En compréhension de l’écrit et en mathématiques, la France obtient des résultats inférieurs de 5 points à la moyenne de l’OCDE. En sciences, elle se situe à peine 1 point au-dessus.

Autre constat préoccupant : l’origine socio-économique reste davantage associée aux résultats scolaires en France que dans de nombreux autres pays.

Il faut aussi souligner que la baisse des résultats n’est pas propre à la France. La courbe française suit une tendance comparable à celle observée dans l’ensemble des pays de l’OCDE.

Enfin, l’enquête PISA n’évalue pas uniquement l’acquisition de connaissances scolaires. Elle cherche à mesurer la capacité des élèves à mobiliser leurs connaissances et leurs compétences pour résoudre des problèmes ou analyser des situations.

Des questions qu’il faut se poser…

 

Il est tentant d’accuser les réseaux sociaux, la disparition de la lecture “traditionnelle” ou les parents qui ne se soucieraient pas suffisamment de l’instruction de leurs enfants. Sans nier l’existence de ces phénomènes et leur potentielle influence, ils ne peuvent certainement pas, à eux seuls, expliquer la baisse des résultats.

Il serait utile de se poser quelques questions pour rechercher les causes du mal :

  • Quelle place accorde aujourd’hui notre société à l’École et au savoir ?

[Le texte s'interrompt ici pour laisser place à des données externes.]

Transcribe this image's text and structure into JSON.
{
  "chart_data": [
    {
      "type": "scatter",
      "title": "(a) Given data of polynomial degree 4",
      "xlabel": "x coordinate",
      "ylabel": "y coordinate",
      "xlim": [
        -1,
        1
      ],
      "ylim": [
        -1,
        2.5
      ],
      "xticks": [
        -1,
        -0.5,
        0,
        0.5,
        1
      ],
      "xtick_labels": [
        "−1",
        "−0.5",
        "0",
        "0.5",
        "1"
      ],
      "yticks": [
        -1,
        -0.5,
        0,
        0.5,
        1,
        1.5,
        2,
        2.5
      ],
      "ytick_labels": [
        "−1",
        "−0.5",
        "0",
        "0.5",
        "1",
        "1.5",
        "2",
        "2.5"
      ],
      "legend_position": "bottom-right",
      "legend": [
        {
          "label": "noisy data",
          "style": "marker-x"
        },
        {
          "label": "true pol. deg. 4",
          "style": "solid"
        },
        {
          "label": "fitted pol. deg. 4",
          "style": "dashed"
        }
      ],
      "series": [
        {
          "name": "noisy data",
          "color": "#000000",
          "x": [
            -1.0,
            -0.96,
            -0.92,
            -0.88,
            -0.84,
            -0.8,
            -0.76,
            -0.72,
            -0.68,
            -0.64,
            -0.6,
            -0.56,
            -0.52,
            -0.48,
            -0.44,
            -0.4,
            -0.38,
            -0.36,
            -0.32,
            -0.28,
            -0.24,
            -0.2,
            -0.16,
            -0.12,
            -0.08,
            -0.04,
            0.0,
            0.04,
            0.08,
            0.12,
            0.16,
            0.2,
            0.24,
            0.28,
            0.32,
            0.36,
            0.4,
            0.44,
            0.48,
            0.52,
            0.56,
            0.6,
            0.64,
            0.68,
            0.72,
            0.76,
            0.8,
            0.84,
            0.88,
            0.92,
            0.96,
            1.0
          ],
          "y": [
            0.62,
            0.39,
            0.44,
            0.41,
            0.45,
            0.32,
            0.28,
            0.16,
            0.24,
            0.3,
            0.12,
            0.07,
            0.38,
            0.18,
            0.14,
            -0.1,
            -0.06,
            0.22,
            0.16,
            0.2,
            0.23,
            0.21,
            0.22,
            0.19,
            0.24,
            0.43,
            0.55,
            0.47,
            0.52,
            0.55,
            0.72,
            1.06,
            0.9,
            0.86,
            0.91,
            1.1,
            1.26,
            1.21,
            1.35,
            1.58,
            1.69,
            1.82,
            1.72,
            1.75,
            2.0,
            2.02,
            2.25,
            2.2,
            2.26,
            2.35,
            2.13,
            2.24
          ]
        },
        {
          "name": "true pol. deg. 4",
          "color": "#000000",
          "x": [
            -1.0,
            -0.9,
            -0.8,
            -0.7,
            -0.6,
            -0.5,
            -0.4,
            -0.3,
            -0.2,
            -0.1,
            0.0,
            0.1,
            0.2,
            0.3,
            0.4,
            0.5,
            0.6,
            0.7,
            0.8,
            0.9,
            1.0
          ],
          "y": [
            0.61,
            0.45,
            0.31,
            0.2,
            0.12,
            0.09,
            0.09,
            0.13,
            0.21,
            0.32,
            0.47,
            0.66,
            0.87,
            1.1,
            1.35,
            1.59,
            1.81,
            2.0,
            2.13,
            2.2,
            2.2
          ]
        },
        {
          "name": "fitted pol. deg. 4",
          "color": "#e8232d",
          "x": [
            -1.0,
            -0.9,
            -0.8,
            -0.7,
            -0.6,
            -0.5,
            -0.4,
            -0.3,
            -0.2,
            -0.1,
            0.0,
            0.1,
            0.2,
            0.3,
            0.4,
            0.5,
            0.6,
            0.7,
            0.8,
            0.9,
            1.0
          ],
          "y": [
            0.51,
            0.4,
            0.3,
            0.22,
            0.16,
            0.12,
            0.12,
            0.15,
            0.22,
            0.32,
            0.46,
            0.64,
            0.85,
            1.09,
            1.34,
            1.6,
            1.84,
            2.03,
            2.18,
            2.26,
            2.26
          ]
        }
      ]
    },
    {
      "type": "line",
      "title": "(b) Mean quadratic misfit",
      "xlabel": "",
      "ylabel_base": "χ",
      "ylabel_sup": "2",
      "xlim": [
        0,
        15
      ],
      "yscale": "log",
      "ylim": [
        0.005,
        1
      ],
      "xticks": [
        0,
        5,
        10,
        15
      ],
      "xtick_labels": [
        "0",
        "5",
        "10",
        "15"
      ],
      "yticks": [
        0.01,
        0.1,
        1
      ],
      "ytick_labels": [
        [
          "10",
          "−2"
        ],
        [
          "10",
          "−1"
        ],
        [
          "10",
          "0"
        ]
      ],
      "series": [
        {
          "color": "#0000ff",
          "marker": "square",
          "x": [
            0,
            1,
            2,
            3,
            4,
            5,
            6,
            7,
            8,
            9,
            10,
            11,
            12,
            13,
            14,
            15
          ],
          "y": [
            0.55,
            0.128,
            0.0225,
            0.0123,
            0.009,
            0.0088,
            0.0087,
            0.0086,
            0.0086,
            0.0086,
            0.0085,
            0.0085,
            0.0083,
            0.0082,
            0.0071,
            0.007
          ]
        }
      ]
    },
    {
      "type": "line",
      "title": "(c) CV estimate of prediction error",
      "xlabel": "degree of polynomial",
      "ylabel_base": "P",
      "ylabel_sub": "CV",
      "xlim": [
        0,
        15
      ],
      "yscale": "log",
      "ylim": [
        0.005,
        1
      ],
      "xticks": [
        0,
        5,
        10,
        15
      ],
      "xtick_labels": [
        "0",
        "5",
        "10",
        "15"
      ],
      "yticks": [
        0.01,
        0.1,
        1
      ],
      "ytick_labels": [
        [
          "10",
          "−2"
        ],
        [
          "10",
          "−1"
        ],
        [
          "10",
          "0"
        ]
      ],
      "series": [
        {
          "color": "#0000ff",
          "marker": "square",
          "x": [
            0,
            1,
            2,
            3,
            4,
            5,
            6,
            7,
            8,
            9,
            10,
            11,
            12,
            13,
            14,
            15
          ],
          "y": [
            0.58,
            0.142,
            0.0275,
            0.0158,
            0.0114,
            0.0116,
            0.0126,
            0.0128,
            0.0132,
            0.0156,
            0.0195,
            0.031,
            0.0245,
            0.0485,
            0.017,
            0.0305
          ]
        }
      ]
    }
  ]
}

  • Quelle image les Français ont-ils des enseignants et de l’autorité qui leur est encore reconnue ?

  • L’École a-t-elle réellement été considérée comme une priorité ces dernières années ?

  • A-t-on profité, en France, de la baisse démographique scolaire pour améliorer réellement le taux d’encadrement dans les classes ?

  • A-t-on suffisamment cherché à mieux recruter et à mieux former les enseignants ?

  • A-t-on pris la mesure de la mise en œuvre de l’idéologie de l’inclusion à tout prix ?

  • A-t-on suffisamment encouragé et soutenu les enseignants en poste qui accomplissent chaque jour un travail remarquable ?

  • A-t-on compris que, pour exercer leur métier dans de bonnes conditions, les enseignants ont besoin de la confiance de leur hiérarchie et d’un minimum de stabilité : stabilité des équipes, des programmes scolaires, de la formation et des politiques éducatives ?

Pour notre syndicat, les réponses à ces questions doivent également être prises en compte lorsqu’on analyse les derniers résultats obtenus par les élèves français dans l’enquête PISA 2025.

Ne nous accablons donc pas davantage. Les difficultés de notre École ne se résoudront ni par la culpabilisation des enseignants, ni par la recherche de causes simplistes ou de responsables faciles à désigner.

Le SNE continuera de défendre une école primaire ambitieuse et exigeante, capable de transmettre à tous les élèves des savoirs solides et les savoir-faire indispensables pour leur permettre de construire leur avenir.